Governo, Berlusconi incassa il sì pure al Senato Ora punta alle colombe, ma teme la trappola Fli

Berlusconi sospetta che sia in atto una manovra a tenaglia per farlo fuori. Il ricatto dei futuristi: la testa di La Russa in cambio della pace. Cacciari a Fini: "Non può restare alla presidenza"

Governo, Berlusconi incassa il sì pure al Senato 
Ora punta alle colombe, ma teme la trappola Fli

Roma - Il Cavaliere bianco e il Cavaliere nero. Il primo alle prese con il profilo «alto» e «nobile» che auspicano le colombe guidate da Gianni Letta, il secondo sempre più convinto che l’azione di logoramento di Fini sia comunque destinata a continuare e che ogni tentativo di dialogo sia ormai solo un’inutile ipocrisia. Sarebbe meglio, è quello che in cuor suo pensa Berlusconi, mettere la parola fine a questo teatrino.

La ragion politica, però, impone prudenza. Soprattutto davanti a sondaggi che fotografano un elettorato di centrodestra stufo dei continui litigi degli ultimi mesi e fortemente tentato dall’astensione. E senza dimenticare i segnali arrivati ancora nelle ultime ore dal Quirinale: in caso di crisi di governo, le elezioni anticipate sono una delle strade possibili. Un concetto che con alcuni ministri Letta traduce così: del voto non c’è certezza. Tutte considerazioni che pesano nei ragionamenti fatti di prima mattina a Palazzo Grazioli. Così, dopo essersi morso la lingua alla Camera, nel suo intervento al Senato il premier segue sì la linea del dialogo (con tanto di espresso riconoscimento politico al Fli) ma senza rinunciare a ribattere alle accuse dell’opposizione. Con tanto d’ironico «così ci divertiamo un po’» visto che «stamattina qui si dormiva».

Mano tesa a Fini, dunque. Complice anche il clima che si respira al Senato, dove il capogruppo del Fli Viespoli non ha mai usato i toni di Bocchino. E con presa di distanze dai giornali vicini al centrodestra che in questi ultimi mesi hanno seguito il filone Montecarlo.

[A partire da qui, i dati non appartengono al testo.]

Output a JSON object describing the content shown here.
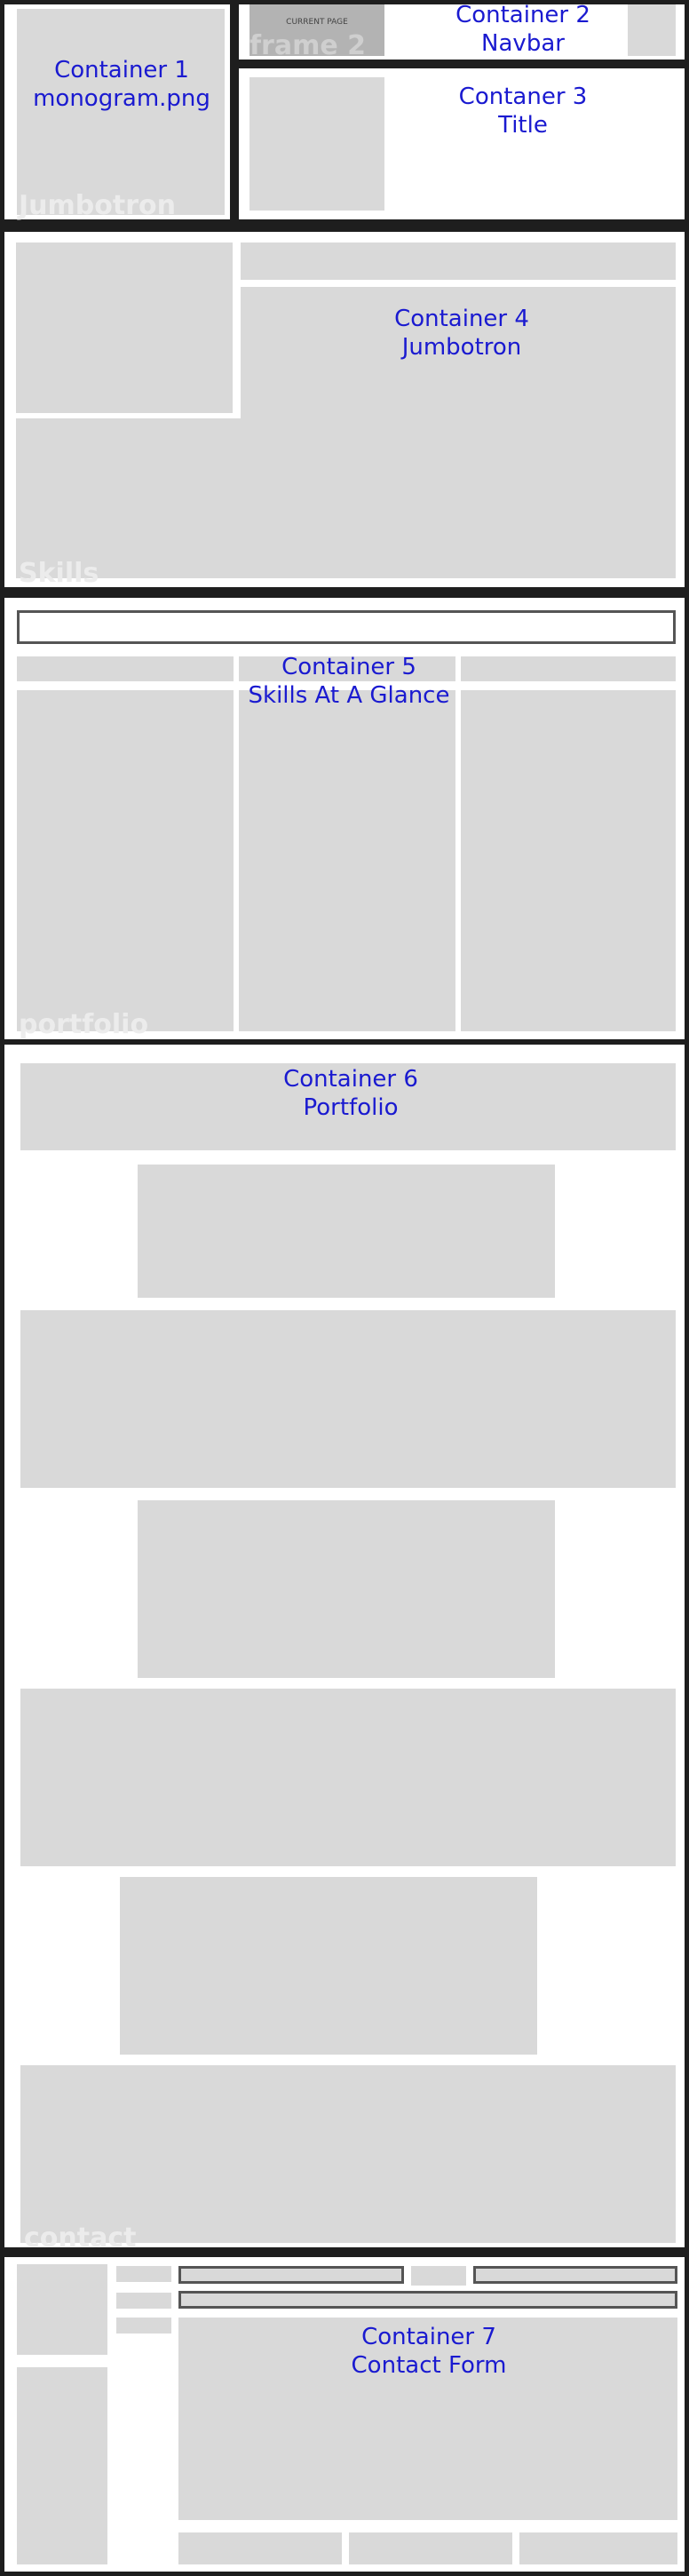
{
  "colors": {
    "frame": "#1e1e1e",
    "placeholder": "#d9d9d9",
    "label": "#1a1ad0",
    "chip": "#b3b3b3"
  },
  "containers": {
    "c1": {
      "line1": "Container 1",
      "line2": "monogram.png",
      "ghost": "Jumbotron"
    },
    "c2": {
      "line1": "Container 2",
      "line2": "Navbar",
      "chip": "CURRENT PAGE",
      "ghost": "frame 2"
    },
    "c3": {
      "line1": "Contaner 3",
      "line2": "Title"
    },
    "c4": {
      "line1": "Container 4",
      "line2": "Jumbotron",
      "ghost": "Skills"
    },
    "c5": {
      "line1": "Container 5",
      "line2": "Skills At A Glance",
      "ghost": "portfolio"
    },
    "c6": {
      "line1": "Container 6",
      "line2": "Portfolio",
      "ghost": "contact"
    },
    "c7": {
      "line1": "Container 7",
      "line2": "Contact Form"
    }
  }
}
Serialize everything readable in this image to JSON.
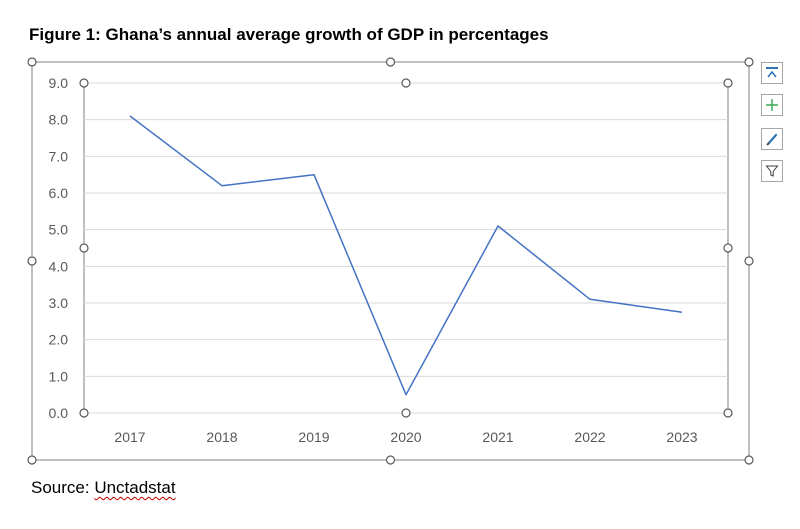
{
  "figure": {
    "title": "Figure 1: Ghana’s annual average growth of GDP in percentages",
    "source_prefix": "Source: ",
    "source_name": "Unctadstat"
  },
  "chart_tools": [
    {
      "name": "chart-layout-button",
      "icon": "chart-elements-icon"
    },
    {
      "name": "add-element-button",
      "icon": "plus-icon"
    },
    {
      "name": "chart-styles-button",
      "icon": "brush-icon"
    },
    {
      "name": "chart-filters-button",
      "icon": "funnel-icon"
    }
  ],
  "colors": {
    "line": "#4472c4",
    "grid": "#d9d9d9",
    "frame": "#7f7f7f",
    "handle_stroke": "#595959",
    "accent_plus": "#3aa655"
  },
  "chart_data": {
    "type": "line",
    "title": "",
    "xlabel": "",
    "ylabel": "",
    "categories": [
      "2017",
      "2018",
      "2019",
      "2020",
      "2021",
      "2022",
      "2023"
    ],
    "series": [
      {
        "values": [
          8.1,
          6.2,
          6.5,
          0.5,
          5.1,
          3.1,
          2.75
        ]
      }
    ],
    "ylim": [
      0,
      9
    ],
    "yticks": [
      "0.0",
      "1.0",
      "2.0",
      "3.0",
      "4.0",
      "5.0",
      "6.0",
      "7.0",
      "8.0",
      "9.0"
    ],
    "grid": true,
    "legend": "none"
  }
}
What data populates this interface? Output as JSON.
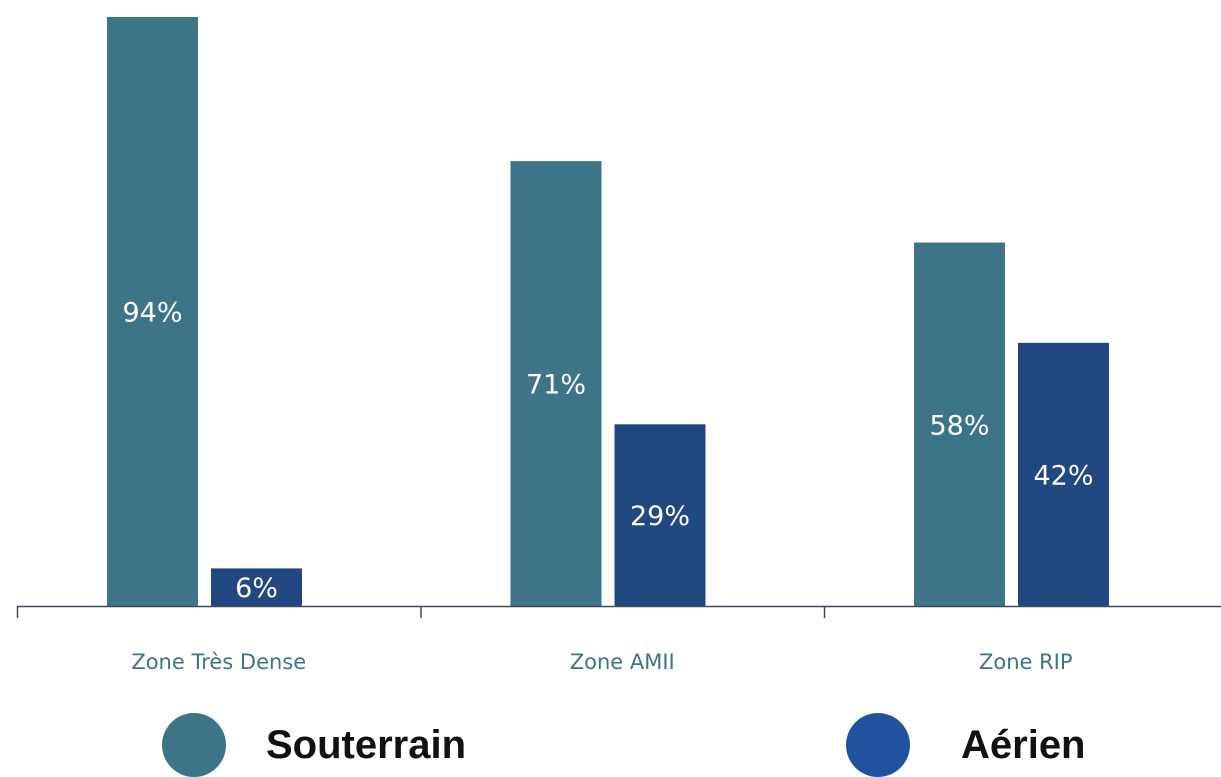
{
  "chart_data": {
    "type": "bar",
    "categories": [
      "Zone Très Dense",
      "Zone AMII",
      "Zone RIP"
    ],
    "series": [
      {
        "name": "Souterrain",
        "values": [
          94,
          71,
          58
        ],
        "labels": [
          "94%",
          "71%",
          "58%"
        ],
        "color": "#3e7487"
      },
      {
        "name": "Aérien",
        "values": [
          6,
          29,
          42
        ],
        "labels": [
          "6%",
          "29%",
          "42%"
        ],
        "color": "#214880"
      }
    ],
    "ylim": [
      0,
      94
    ],
    "grid": false,
    "legend": "bottom",
    "category_label_color": "#3e7487",
    "axis_color": "#3b4a5e"
  }
}
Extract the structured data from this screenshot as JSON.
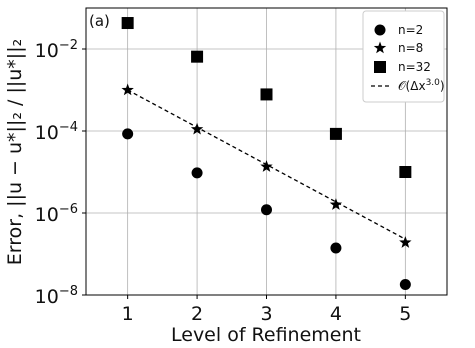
{
  "chart_data": {
    "type": "scatter",
    "panel_label": "(a)",
    "xlabel": "Level of Refinement",
    "ylabel": "Error, ||u − u*||₂ / ||u*||₂",
    "x_scale": "linear",
    "y_scale": "log",
    "xlim": [
      0.4,
      5.6
    ],
    "ylim": [
      1e-08,
      0.1
    ],
    "x_ticks": [
      1,
      2,
      3,
      4,
      5
    ],
    "x_tick_labels": [
      "1",
      "2",
      "3",
      "4",
      "5"
    ],
    "y_tick_labels": [
      {
        "value": 1e-08,
        "base": "10",
        "exp": "−8"
      },
      {
        "value": 1e-06,
        "base": "10",
        "exp": "−6"
      },
      {
        "value": 0.0001,
        "base": "10",
        "exp": "−4"
      },
      {
        "value": 0.01,
        "base": "10",
        "exp": "−2"
      }
    ],
    "grid": true,
    "legend_position": "top-right",
    "series": [
      {
        "name": "n=2",
        "marker": "circle",
        "x": [
          1,
          2,
          3,
          4,
          5
        ],
        "y": [
          8.5e-05,
          9.5e-06,
          1.2e-06,
          1.4e-07,
          1.8e-08
        ]
      },
      {
        "name": "n=8",
        "marker": "star",
        "x": [
          1,
          2,
          3,
          4,
          5
        ],
        "y": [
          0.001,
          0.00011,
          1.35e-05,
          1.6e-06,
          1.9e-07
        ]
      },
      {
        "name": "n=32",
        "marker": "square",
        "x": [
          1,
          2,
          3,
          4,
          5
        ],
        "y": [
          0.043,
          0.0065,
          0.00078,
          8.5e-05,
          1e-05
        ]
      },
      {
        "name_prefix": "𝒪(Δx",
        "name_exp": "3.0",
        "name_suffix": ")",
        "line": "dashed",
        "x": [
          1,
          5
        ],
        "y": [
          0.001,
          2.3e-07
        ]
      }
    ]
  }
}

Un assist non tanto al presidente della Camera quanto alla pattuglia finiana, per dimostrare che non ci sono riserve né preclusioni preventive. E il messaggio che il Cavaliere vuole mandare deve arrivare forte e chiaro, al punto che nel pomeriggio il premier convoca Gasparri e La Russa a Palazzo Grazioli. Appuntamento dopo Annozero, dove sarà ospite il ministro della Difesa (che poi incontrerà il premier prima di andare da Santoro), per spiegare a due dei più agguerriti avversari di Fini che è arrivato il momento di abbassare i toni.

La partita, però, rimane aperta e intricata. Perché tra Berlusconi e Fini resta il gelo e la diffidenza assoluta di un rapporto ormai irrecuperabile. E perché dietro ogni angolo c’è il timore della manovra a tenaglia per dare la spallata al Cavaliere. A Palazzo Grazioli, infatti, non passa inosservata l’anticipazione dell’Espresso secondo cui Schifani sarebbe indagato a Palermo per mafia. Notizia smentita dalla procura ma che tiene banco tutto il giorno. E se è vero che Fini chiama il presidente del Senato per esprimergli solidarietà, a Palazzo Chigi non dimenticano una sibillina dichiarazione di Granata di qualche settimana fa. Quando il pasdaran finiano, puntò il dito sulla «lapidazione mediatica» dell’ex leader di An e sul silenzio nei confronti di Schifani per «alcune questioni delicatissime antecedenti il suo attuale ruolo» che «meritano approfondimento» nelle «sedi opportune». Detto dal vicepresidente dell’Antimafia si tratta ovviamente di un caso. Come casuale è la riflessione che fa Berlusconi durante un incontro con alcune senatrici a Palazzo Madama a cui ribadisce la convinzione che Fini stia lavorando di sponda con alcune procure per logorarlo. Il problema, aggiunge, non è Montecarlo ma il fatto che un presidente della Camera che fonda un partito sarebbe logico si dimettesse.

Così, anche la suggestione di un governo che possa mettere mano alla legge elettorale rientra nella stessa partita. Alla Camera, infatti, un asse inedito Fli-Udc-Pd chiede il riavvio delle varie proposte di legge in materia. E se Viespoli invita il premier a «raccogliere la sfida», le repliche di Bondi, Quagliariello e Alfano lasciano trasparire una certa diffidenza verso quello che viene considerato un primo passo verso un governo tecnico che escluda Pdl e Lega.

«Un’ipotesi parafascista», dice il ministro della Giustizia.

Strada in salita, dunque. E occhi puntati sulla prossima settimana quando alla Camera si aprirà il valzer del rinnovo delle presidenze di Commissione. E Pdl e Fli non si potranno limitare a un’intesa di facciata.